OCEANSIDE — City Council took a different approach to this year’s budget workshop.
Instead of being held at City Council chambers with digital displays and a live television feed, the March 12 workshop was held at a conference room at the San Luis Rey Water Reclamation Facility and used hand written charts, handouts, and hands-on participation.
The goal was to set priorities in the categories of police, fire, economic development, infrastructure, utilities, transportation, capital projects, community services, and administrative services.
A general budget forecast of healthy growth and a one time $4 million surplus was shared.
The task was to set priorities without looking at funds or expenses.
This was considered “off point” to a few council members, especially with categories like capital improvements that had single items costing over $10 million to rank.
“It’s hard to make a decision on all of these when I’m not sure exactly what money is available,” Mayor Jim Wood said. “I can pick all of those, but we can’t pay for them.”
Following the meeting City Manager Steve Jepsen said council priorities will be weighed against available funds, and some priorities will not be implemented.
During the process priorities that rose to the top were additional police patrol downtown, neighborhood policing, and gang prevention.
Councilman Jerry Kern said it is a high priority to have additional police patrol downtown.
“We have a new hotel, it’s a real economic driver for us,” Kern said. “We spend a ton of money getting people here. We want them to come back.”
Wood said he sees the priority as having more police officers and letting the police chief make the decision on how to best use resources.
Fire Department implementation of a citywide $8.5 million RSC radio system, and expendatures for a $500,000 apparatus replacement have already been approved.
Smaller squad response vehicles, and fixed overtime for the Fire Department were prioritized and will be brought back for further discussion.
In regards to economic development, jobs creation and enhanced sales tax revenue were priorities, with some council members focusing on a citywide approach and others a regional approach.
Priorities identified for utilities were local water supply development, and upgrades to the La Salina Wastewater Treatment Plant.
Kern said it is important to the long-term health of the region’s economy to develop local water sources.
“Lack of water stops growth quicker than everything else,” he said.
The Water Conservation Master Plan, and Zero Waste Plan implementation are mandatory.
Capital projects that ranked at the top of the list were railroad quiet zones, beach sand, and beach restrooms.
Wood said he would like to see the $600k already set aside to move sand from the San Luis Rey River to the beach, to be redirected to repair potholes.
A lot of interest was shown in completing long-term transportation goals, although there were differing priorities on which efforts should be focused on.
The list included Coast Highway planning and Mission Avenue implementation, which are now in progress, and road maintenance.
Also on the list was the Oceanside Boulevard Vision Plan, and Rancho del Oro interchange.
The budget process started weeks before the workshop with an extensive one on one interview with each council member by Teri Bianca, TB Enterprises principle consultant. Each council member went over the nine categories of staff recommendations and prioritized them.
At the workshop a summary of council members’ priorities was shared.
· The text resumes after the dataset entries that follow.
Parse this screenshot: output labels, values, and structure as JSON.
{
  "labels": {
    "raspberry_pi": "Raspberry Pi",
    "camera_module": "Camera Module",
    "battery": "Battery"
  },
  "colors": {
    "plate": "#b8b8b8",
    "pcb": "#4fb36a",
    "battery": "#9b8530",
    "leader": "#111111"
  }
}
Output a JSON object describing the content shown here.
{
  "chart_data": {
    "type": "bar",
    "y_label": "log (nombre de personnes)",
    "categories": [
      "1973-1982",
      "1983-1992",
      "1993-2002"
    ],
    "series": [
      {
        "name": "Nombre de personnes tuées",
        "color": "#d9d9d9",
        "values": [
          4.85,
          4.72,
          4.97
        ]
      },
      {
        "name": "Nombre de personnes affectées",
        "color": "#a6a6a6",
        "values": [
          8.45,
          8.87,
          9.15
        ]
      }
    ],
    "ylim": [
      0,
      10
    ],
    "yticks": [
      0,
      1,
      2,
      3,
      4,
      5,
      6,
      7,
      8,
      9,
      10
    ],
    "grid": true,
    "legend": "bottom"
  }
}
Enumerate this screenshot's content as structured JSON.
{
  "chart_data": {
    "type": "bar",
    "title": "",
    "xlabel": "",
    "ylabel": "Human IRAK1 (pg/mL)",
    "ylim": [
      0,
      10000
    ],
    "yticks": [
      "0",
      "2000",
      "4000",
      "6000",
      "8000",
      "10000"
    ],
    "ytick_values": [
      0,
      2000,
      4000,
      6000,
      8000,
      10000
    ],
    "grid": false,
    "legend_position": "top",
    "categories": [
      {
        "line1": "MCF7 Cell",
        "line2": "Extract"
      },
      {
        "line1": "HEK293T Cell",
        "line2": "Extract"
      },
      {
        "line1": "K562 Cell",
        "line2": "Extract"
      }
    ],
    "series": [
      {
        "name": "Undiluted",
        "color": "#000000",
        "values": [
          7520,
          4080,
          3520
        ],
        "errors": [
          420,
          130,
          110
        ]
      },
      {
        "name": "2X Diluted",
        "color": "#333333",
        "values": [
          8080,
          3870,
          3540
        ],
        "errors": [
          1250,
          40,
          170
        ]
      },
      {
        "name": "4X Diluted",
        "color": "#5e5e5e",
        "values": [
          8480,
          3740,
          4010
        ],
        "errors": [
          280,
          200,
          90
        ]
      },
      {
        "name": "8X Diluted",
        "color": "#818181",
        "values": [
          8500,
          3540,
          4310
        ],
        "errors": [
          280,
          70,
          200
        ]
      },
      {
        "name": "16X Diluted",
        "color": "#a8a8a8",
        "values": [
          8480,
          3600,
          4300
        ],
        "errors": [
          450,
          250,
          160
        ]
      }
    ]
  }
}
Then council publicly reviewed and ranked the top three priorities in each category.
Physically putting a red, blue or yellow sticker on the top three priorities in each category, allowed a crude, yet graphic visual, which was followed by discussion.
Jepsen said he was pleased with workshop discussion.
“At first it was a little messy,” Jepsen said. “Towards the end the dialogue was way better.”
Bianco said the expectations shared by council members in the pre-interview and listed anonymously in workshop handouts were telling.
Council’s expectations going into the workshop ranged from zero expectations, I think we’re wasting our time, to a 5-0 decision to move forward on a plan, and clear direction to staff to implement our top priorities.
Bianco said the workshop technique was effective in setting priorities without idealology.
“It’s a good process for digging into issues with your hands, head and heart.”
A summary of workshop findings, and further budget discussion will continue at the April 2 City Council meeting. The workshop did not allow time for community comments.